Heller sighed. In a weary voice, he said, "Which wrist do I put it on." I had won! I had won! But I preserved my grave mien. "Left wrist, as the doctor will be working on the right side. We can lay your hand on this little wheeltable and it will just sit there and record everything. Then you, at your leisure, can review it." I knew the Countess Krak would review it!
He thought of some numbers, committed them silently to memory, set the lock, put it on his wrist and laid his hand and the recorder on the table. He adjusted the position so it would show what was happening.
The recorder was running. I said to Prahd, "I feel a little queasy. Have you got something?" He handed me a pill.
Heller was watching in a rather bored way as the doctor began to get out knives and forceps and probes and wheel things about.
Prahd was chattering along soothingly. "It's the small things in life that are annoying. You would just never think that a tiny bit of stone could do much real damage." Etc. Etc. On and on.
Finally Prahd wheeled a portable anesthetic gas machine into place. He said to me, "Could you hold this?"
"Oh, no," I said. "The sight of blood makes me quite ill lately for some reason." Prahd shrugged, turned up the oxygen and turned on the sleep gas. He put the mask over the other part of Heller's face. Heller began to inhale it. The needle on a meter clamped to the back of Heller's skull registered Unconscious.
The young doctor picked up a scalpel.
I said, suddenly, "Oh, my Gods, I'm going to be sick at my stomach!" I rushed headlong from the room, making heaving sounds.
Still groaning, I paused in the hall and letting the heaving sounds diminish gradually, reached down and pulled the string I had planted there yesterday. It pulled the wheeltable on which the recorder was resting back just enough to let the hand and wrist fall off, as though naturally, and drop below sight level of the bed. It would look as if he had moved his own arm. The recorder would now have sound but only the side of the bed for a picture.
I let my groaning die out in volume further as I tiptoed outside.
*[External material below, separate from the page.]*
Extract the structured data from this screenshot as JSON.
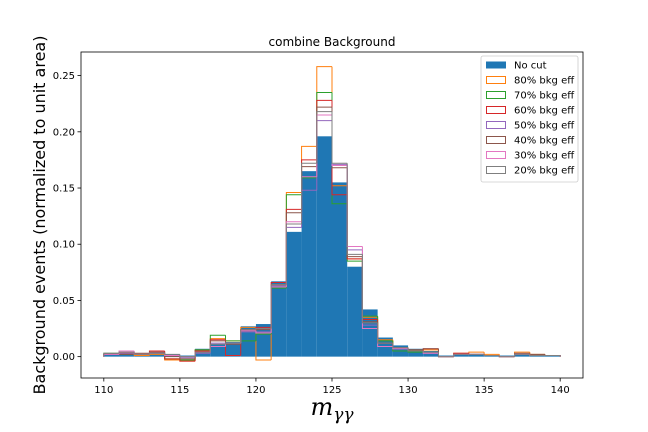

I had him! Of course, it wasn't as good as just plain doing a prefrontal lobotomy, the one the Earth psychiatrists favor; they push a common ice pick up under the eyelids and slash the prefrontal lobes of the brain to hamburger and if the patient does not die at once, he lives on as a vegetable and dies in any case from within two to five years. A highly practical solution to psychosis. But the thought of the Countess Krak restrained me. She would notice.
It is one of the trials of life that one can't have everything one wants. Still, I could do with what I had. With those optical and aural bugs in place, I would know everything Heller was doing and could block him. He now could not escape me. He was going to be totally at my mercy. Thinking of all the horrible things I had suffered at his hands, I sank into a pleasant euphoria. Justice was about to be done.
Chapter 2
A hand was tugging at my sleeve. It was the Widow Tayl. I came out of my reverie. She was pointing in the direction of a little summerhouse some distance away in the trees.
"There's something I must show you," she whispered.
It was all going quietly in the hospital. I could now and then hear a machine move. Two hours, Prahd had said. It would be a long time yet.
Wondering at this power I had over women, I followed the Widow Tayl. I really had no illusions as to what she wanted to show me in the summerhouse.
It was a very pleasant structure, surrounded by flowering trees which drenched the air with perfume. It consisted mainly of a roof and a big, soft pad of bright yellow. A tinkle of music, soft and persuasive, came from the top peak of the ceiling, below which hung an ornate, painted glowplate. It was a secluded spot, safe from prying eyes, ideal for an interchange of secrets and other things.